MiRNA expression variation in primary NK cells treated with TGF-β1. Homo sapiens

Human NK cells activity against cancer cells is deeply suppressed by TGF-β1, an immunomodulatory cytokine that is released and activated in the tumor microenvironment. Moreover, our previous data showed that TGF-β1 modifies the chemokine receptor repertoire of NK cells. In particular, it decreases the expression of CX3CR1 that drives these effectors toward peripheral tissues, including tumor sites. In order to identify possible mechanisms mediating chemokine receptors modulation, we analyzed the miRNA profile of TGF-β1-treated primary NK cells. The analysis pointed out miR-27a-5p as a possible modulator of CX3CR1. We demonstrated the functional interaction of miR-27a-5p with the 3’ untranslated region (3’UTR) of CX3CR1 mRNA by two different experimental approaches: by the use of a luciferase assay based on a reporter construct containing the CX3CR1 3’UTR and by transfection of primary NK cells with a miR-27a-5p inhibitor. We also showed that the TGF-β1-mediated increase of miR-27a-5p expression is a consequence of miR-23a-27a-24-2 cluster induction. Moreover, we demonstrated that miR-27a-5p down-regulates the surface expression of CX3CR1. Finally we showed that Neuroblastoma cells induced in resting NK cells a downregulation of the CX3CR1 expression that was paralleled by a significant increase of miR-27a-5p expression. Therefore, the present study highlights miR-27a-5p as a pivotal TGF-β1-induced regulator of CX3CR1 expression. Overall design: Real-time PCR-based miRNA expression profiling. Primary resting NK cells from three donors were treated for 24h with 5 or 40 ng/ml TGF-β1 or were left untreated.
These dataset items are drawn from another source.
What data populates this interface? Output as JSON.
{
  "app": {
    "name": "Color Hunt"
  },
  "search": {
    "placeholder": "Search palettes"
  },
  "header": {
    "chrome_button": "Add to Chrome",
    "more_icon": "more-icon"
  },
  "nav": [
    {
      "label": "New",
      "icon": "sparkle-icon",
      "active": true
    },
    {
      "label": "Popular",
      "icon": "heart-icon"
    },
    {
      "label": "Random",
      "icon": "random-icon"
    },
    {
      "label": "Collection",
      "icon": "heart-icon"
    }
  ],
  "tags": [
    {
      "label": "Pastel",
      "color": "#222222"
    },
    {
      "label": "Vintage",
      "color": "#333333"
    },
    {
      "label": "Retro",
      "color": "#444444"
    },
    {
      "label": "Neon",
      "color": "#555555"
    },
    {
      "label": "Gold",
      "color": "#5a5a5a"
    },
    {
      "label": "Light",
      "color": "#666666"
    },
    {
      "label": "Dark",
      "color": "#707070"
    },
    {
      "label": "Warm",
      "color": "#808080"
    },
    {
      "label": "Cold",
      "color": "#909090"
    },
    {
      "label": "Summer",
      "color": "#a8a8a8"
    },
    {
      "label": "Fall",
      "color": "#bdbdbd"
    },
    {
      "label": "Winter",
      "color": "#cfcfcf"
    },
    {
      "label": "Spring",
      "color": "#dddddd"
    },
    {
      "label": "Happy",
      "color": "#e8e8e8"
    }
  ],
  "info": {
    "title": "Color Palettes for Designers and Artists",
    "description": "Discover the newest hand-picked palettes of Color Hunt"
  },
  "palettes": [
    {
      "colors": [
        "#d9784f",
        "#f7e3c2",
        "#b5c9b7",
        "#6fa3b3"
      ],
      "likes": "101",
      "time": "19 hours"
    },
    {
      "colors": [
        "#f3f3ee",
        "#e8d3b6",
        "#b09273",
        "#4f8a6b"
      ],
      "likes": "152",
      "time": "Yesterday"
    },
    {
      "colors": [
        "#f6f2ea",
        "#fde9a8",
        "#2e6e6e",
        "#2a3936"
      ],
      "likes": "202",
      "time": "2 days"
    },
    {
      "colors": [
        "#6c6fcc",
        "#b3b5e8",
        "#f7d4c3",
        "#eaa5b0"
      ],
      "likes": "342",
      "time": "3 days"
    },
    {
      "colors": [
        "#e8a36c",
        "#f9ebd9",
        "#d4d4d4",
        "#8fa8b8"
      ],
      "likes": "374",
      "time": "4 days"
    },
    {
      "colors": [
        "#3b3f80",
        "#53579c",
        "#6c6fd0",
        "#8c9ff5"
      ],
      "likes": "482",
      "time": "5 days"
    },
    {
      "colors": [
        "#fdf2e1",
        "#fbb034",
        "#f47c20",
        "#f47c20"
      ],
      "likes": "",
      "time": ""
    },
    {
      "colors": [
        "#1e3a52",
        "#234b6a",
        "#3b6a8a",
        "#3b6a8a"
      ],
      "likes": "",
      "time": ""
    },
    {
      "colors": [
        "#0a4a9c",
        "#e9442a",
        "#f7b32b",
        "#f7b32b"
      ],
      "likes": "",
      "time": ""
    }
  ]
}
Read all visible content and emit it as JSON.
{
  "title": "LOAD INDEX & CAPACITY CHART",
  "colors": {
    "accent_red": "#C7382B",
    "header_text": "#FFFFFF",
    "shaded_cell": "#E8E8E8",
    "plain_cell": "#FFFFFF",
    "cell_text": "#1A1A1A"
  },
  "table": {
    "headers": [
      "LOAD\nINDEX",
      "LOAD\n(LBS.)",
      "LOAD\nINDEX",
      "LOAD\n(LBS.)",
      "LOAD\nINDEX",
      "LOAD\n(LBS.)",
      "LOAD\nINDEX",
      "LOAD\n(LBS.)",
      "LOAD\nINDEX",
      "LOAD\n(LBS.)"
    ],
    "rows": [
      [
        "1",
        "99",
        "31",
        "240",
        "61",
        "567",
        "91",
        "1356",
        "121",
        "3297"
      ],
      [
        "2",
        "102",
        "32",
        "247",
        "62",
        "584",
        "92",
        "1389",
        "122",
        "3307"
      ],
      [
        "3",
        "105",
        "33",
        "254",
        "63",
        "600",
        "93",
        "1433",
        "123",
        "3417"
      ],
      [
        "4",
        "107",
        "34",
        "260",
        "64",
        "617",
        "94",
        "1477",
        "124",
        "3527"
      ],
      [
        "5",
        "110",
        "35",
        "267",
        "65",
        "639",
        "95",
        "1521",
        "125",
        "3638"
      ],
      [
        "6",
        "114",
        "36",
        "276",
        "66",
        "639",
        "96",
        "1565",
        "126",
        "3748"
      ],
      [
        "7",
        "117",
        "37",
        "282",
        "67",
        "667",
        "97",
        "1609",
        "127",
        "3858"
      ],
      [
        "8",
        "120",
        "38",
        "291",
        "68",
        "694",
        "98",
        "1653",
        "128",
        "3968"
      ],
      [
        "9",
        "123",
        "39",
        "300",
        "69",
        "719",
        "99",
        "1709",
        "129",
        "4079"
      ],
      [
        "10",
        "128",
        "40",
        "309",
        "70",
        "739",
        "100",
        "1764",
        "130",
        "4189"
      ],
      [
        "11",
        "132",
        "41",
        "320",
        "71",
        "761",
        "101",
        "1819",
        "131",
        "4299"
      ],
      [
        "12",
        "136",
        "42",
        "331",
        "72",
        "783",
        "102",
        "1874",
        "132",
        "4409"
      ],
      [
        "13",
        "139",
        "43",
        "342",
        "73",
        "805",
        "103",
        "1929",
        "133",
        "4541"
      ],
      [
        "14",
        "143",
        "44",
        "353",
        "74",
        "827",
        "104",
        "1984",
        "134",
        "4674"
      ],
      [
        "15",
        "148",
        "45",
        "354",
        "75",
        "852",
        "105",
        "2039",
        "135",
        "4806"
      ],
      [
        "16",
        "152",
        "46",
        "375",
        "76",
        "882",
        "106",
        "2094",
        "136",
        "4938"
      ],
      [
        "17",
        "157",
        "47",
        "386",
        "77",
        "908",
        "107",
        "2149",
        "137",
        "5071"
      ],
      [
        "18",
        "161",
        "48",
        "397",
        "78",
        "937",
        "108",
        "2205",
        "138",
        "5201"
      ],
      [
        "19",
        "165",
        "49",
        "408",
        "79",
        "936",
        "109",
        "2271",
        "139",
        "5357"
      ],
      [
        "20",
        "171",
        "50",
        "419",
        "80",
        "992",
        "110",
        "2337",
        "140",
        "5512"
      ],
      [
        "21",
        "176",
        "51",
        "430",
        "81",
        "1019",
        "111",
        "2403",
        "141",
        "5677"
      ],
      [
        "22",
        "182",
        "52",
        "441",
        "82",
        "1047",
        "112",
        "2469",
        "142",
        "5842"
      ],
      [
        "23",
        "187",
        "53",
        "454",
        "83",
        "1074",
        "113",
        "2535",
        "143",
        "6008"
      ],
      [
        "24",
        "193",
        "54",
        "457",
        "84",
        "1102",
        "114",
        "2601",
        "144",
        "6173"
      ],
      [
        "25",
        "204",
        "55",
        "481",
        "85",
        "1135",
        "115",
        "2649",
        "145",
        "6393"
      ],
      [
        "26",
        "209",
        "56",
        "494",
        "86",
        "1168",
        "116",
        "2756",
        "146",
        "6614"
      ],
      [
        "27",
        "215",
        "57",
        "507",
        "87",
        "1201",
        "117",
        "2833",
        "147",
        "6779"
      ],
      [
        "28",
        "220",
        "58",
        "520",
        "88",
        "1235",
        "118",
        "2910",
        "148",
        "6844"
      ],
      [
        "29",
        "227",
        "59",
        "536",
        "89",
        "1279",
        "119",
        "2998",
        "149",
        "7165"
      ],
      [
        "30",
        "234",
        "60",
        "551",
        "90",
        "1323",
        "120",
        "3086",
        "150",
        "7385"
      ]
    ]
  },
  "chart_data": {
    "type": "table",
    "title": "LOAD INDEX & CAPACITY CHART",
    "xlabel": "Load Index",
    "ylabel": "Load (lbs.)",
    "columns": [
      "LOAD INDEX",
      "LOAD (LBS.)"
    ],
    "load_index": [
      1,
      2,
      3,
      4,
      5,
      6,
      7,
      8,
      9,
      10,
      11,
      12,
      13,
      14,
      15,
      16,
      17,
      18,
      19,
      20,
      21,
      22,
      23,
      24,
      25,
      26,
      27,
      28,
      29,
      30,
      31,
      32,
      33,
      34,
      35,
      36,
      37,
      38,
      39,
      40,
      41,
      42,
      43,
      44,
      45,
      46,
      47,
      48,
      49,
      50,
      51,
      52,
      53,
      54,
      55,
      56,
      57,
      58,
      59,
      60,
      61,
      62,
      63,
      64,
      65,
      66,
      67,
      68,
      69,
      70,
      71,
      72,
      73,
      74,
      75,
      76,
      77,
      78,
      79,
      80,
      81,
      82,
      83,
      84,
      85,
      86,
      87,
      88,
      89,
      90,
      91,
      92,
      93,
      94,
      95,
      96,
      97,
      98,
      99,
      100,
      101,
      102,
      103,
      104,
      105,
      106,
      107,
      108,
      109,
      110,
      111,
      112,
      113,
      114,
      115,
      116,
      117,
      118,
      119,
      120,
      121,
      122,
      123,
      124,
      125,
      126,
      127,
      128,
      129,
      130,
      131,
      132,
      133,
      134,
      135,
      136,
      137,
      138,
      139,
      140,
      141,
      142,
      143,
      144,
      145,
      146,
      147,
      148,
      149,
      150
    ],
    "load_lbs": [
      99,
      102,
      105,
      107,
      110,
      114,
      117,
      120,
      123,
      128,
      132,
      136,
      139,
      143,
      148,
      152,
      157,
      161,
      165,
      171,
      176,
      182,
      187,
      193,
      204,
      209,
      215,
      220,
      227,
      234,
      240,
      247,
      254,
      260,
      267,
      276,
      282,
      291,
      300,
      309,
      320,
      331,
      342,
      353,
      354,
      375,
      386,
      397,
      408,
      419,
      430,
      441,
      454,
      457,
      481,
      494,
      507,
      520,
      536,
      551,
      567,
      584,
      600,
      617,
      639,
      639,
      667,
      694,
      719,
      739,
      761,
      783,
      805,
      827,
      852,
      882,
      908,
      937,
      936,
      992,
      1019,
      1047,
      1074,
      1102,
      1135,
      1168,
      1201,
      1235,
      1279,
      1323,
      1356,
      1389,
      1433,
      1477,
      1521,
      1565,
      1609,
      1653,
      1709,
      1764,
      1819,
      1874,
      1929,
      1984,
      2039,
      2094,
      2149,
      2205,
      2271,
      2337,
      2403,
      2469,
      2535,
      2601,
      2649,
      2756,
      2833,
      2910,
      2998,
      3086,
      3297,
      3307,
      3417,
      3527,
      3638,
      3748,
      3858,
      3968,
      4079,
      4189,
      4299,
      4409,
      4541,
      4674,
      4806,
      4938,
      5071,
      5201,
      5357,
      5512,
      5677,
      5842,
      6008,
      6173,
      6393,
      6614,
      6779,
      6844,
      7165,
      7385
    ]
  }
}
人类自然杀伤细胞（Natural Killer cells, NK）对癌细胞的杀伤活性可被转化生长因子-β1（Transforming Growth Factor-β1, TGF-β1）深度抑制，而TGF-β1是一种在肿瘤微环境中释放并激活的免疫调节细胞因子。此外，我们此前的研究数据显示，TGF-β1可改变NK细胞的趋化因子受体谱。具体而言，它会降低CX3CR1的表达，而CX3CR1可引导这些免疫效应细胞迁移至包括肿瘤部位在内的外周组织。 为了阐明介导趋化因子受体调控的潜在机制，我们分析了经TGF-β1处理的原代NK细胞的miRNA表达谱。该分析筛选出微小RNA-27a-5p（microRNA-27a-5p, miR-27a-5p）可作为CX3CR1的潜在调控因子。我们通过两种不同的实验方法证实了miR-27a-5p与CX3CR1 mRNA的3’非翻译区（3’ untranslated region, 3’UTR）存在功能性结合：其一为基于携带CX3CR1 3’UTR的报告基因载体的荧光素酶报告实验，其二为使用miR-27a-5p抑制剂转染原代NK细胞的实验。 我们同时证实，TGF-β1介导的miR-27a-5p表达上调，源于miR-23a-27a-24-2基因簇的诱导激活。此外，我们证实miR-27a-5p可下调CX3CR1的细胞表面表达水平。最后我们发现，神经母细胞瘤细胞可诱导静息NK细胞的CX3CR1表达下调，且该过程伴随miR-27a-5p表达的显著升高。 综上，本研究明确了miR-27a-5p是TGF-β1诱导的CX3CR1表达关键调控因子。 实验整体设计：基于实时荧光定量PCR的miRNA表达谱分析。将来自3名健康供体的静息NK细胞分为三组：分别用5 ng/ml、40 ng/ml的TGF-β1处理24小时，以及不做处理的对照组。